本作は、1970年(昭和45年)小学館の「小学一年生」に連載された
藤子不二雄のマンガ作品をもとにアニメ化されたもの。
アニメ「ドラえもん」は、初め日本テレビ系で1973年に放映されたが、
人気が出ずに半年で終了。
6年ぶりにテレビ朝日系に登場の「ドラえもん」では、ドラえもんの声を
大山のぶ代が担当。またたく間に子供たちを中心に高い人気を得た。
イラン革命
中東で、多民族を敵対させて戦争を起こして軍需産業で儲ける。
さらに、肩入れした親米傀儡政権から、石油利権を独り占めして
儲けているのが覇権国家アメリカである。
世界第二位の産油国イランにおいても、その石油利権はアメリカを支える
重要な柱になっていた。
ところが1979年1月のイラン革命で事態が一変する。
パーレビ国王が失脚し、ホメイニ師率いるイスラム教の新政権が誕生したのだ。
パーレビ国王は暴動を逃れてアメリカに亡命。しかし、ここで恐れていたことが現実となる。

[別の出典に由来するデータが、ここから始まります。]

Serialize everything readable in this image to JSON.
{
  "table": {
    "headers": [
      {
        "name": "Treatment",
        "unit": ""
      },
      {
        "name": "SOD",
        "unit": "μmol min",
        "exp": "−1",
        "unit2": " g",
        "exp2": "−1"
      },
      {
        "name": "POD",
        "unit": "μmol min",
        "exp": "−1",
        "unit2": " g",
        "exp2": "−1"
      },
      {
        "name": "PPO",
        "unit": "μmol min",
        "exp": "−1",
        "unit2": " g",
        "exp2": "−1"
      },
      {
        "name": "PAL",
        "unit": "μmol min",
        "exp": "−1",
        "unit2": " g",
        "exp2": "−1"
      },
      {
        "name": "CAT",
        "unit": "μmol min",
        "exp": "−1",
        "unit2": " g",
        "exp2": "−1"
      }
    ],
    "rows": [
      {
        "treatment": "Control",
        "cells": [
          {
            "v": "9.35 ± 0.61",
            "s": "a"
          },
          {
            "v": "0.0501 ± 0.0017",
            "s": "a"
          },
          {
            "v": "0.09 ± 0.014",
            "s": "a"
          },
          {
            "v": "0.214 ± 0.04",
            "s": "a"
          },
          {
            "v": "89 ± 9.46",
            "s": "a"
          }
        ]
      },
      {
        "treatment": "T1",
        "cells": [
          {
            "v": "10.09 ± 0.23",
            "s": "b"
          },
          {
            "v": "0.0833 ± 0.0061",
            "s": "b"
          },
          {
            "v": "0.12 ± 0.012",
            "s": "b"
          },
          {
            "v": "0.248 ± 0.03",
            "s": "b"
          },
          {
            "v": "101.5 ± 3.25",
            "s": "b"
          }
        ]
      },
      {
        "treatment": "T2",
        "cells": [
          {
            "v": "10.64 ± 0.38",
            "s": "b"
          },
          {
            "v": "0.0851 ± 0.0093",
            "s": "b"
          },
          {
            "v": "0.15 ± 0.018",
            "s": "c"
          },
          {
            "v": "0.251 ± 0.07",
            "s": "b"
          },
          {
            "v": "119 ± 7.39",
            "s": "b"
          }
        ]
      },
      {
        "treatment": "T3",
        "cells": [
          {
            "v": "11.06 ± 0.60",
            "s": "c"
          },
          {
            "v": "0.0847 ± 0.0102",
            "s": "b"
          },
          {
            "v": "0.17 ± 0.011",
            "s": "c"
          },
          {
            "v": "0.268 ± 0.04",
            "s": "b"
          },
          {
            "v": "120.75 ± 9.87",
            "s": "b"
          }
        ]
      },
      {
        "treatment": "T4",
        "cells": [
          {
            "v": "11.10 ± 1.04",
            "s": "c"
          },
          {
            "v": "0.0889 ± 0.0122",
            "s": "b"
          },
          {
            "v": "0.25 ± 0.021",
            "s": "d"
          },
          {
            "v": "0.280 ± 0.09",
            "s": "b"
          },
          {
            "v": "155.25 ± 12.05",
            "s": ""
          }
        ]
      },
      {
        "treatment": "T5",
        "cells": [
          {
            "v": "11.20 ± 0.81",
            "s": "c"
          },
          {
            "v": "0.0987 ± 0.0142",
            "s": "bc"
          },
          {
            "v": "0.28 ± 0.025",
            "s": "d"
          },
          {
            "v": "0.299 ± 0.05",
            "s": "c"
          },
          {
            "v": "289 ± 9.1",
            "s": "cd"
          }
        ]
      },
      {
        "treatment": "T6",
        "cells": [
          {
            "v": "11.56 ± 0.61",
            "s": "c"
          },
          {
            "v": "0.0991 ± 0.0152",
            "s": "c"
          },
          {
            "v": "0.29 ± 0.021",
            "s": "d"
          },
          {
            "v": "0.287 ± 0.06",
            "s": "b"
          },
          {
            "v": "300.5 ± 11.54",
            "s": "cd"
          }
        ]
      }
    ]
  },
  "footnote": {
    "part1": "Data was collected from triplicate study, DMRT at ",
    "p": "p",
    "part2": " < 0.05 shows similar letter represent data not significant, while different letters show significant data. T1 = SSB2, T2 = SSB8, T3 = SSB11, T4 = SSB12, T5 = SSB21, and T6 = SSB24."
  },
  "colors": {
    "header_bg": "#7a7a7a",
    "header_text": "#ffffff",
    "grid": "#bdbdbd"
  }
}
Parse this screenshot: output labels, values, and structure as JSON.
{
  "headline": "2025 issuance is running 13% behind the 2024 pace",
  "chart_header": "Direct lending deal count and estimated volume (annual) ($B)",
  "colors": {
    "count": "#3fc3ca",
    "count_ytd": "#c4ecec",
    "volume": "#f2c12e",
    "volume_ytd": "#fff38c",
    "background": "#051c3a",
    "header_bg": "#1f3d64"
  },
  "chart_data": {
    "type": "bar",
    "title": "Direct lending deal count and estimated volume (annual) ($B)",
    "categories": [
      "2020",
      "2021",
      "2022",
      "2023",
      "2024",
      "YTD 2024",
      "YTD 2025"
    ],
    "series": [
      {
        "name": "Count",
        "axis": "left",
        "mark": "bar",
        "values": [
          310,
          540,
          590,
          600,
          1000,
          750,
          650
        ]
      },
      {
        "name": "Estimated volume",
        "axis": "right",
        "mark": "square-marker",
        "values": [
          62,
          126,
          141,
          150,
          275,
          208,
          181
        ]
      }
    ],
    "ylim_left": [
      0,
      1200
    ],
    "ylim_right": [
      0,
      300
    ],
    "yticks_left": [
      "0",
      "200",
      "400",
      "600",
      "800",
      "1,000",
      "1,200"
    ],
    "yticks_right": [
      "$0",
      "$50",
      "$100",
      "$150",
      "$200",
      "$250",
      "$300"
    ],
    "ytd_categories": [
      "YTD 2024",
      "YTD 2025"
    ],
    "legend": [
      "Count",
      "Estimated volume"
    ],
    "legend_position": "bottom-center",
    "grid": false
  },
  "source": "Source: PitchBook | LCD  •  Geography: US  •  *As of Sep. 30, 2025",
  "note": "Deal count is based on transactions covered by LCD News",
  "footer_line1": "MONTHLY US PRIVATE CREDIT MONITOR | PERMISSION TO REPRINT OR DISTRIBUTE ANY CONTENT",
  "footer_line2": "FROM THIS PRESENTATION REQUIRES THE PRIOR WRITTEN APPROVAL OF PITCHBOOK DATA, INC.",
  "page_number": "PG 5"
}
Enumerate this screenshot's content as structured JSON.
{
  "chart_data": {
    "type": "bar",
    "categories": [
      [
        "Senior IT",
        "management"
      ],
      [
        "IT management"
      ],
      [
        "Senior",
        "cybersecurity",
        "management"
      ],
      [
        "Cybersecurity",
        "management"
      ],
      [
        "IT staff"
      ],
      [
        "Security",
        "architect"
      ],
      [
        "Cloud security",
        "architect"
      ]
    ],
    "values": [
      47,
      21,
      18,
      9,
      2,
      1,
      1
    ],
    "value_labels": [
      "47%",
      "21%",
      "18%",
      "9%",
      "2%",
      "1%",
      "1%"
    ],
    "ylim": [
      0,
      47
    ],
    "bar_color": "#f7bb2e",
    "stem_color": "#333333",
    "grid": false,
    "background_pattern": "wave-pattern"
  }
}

アメリカの国王受け入れに憤ったイランの学生らが米国大使館を占拠し、
職員ら52人を人質に取ったのである。拘留は、444日間にわたって続いた。
以後、イランは急激に反米化、アメリカと敵対関係が継続している。
イランが強気なのはバックに中露という核保有大国が控えているからである。
一方、このイラン革命の余波で、日本は石油の需給関係が逼迫。
政府は石油消費節減措置の一環として、ガソリンスタンドの日曜・祝日の
全面休業をスタートさせた。
また、民放各社に要請してテレビの深夜放送を自粛させている。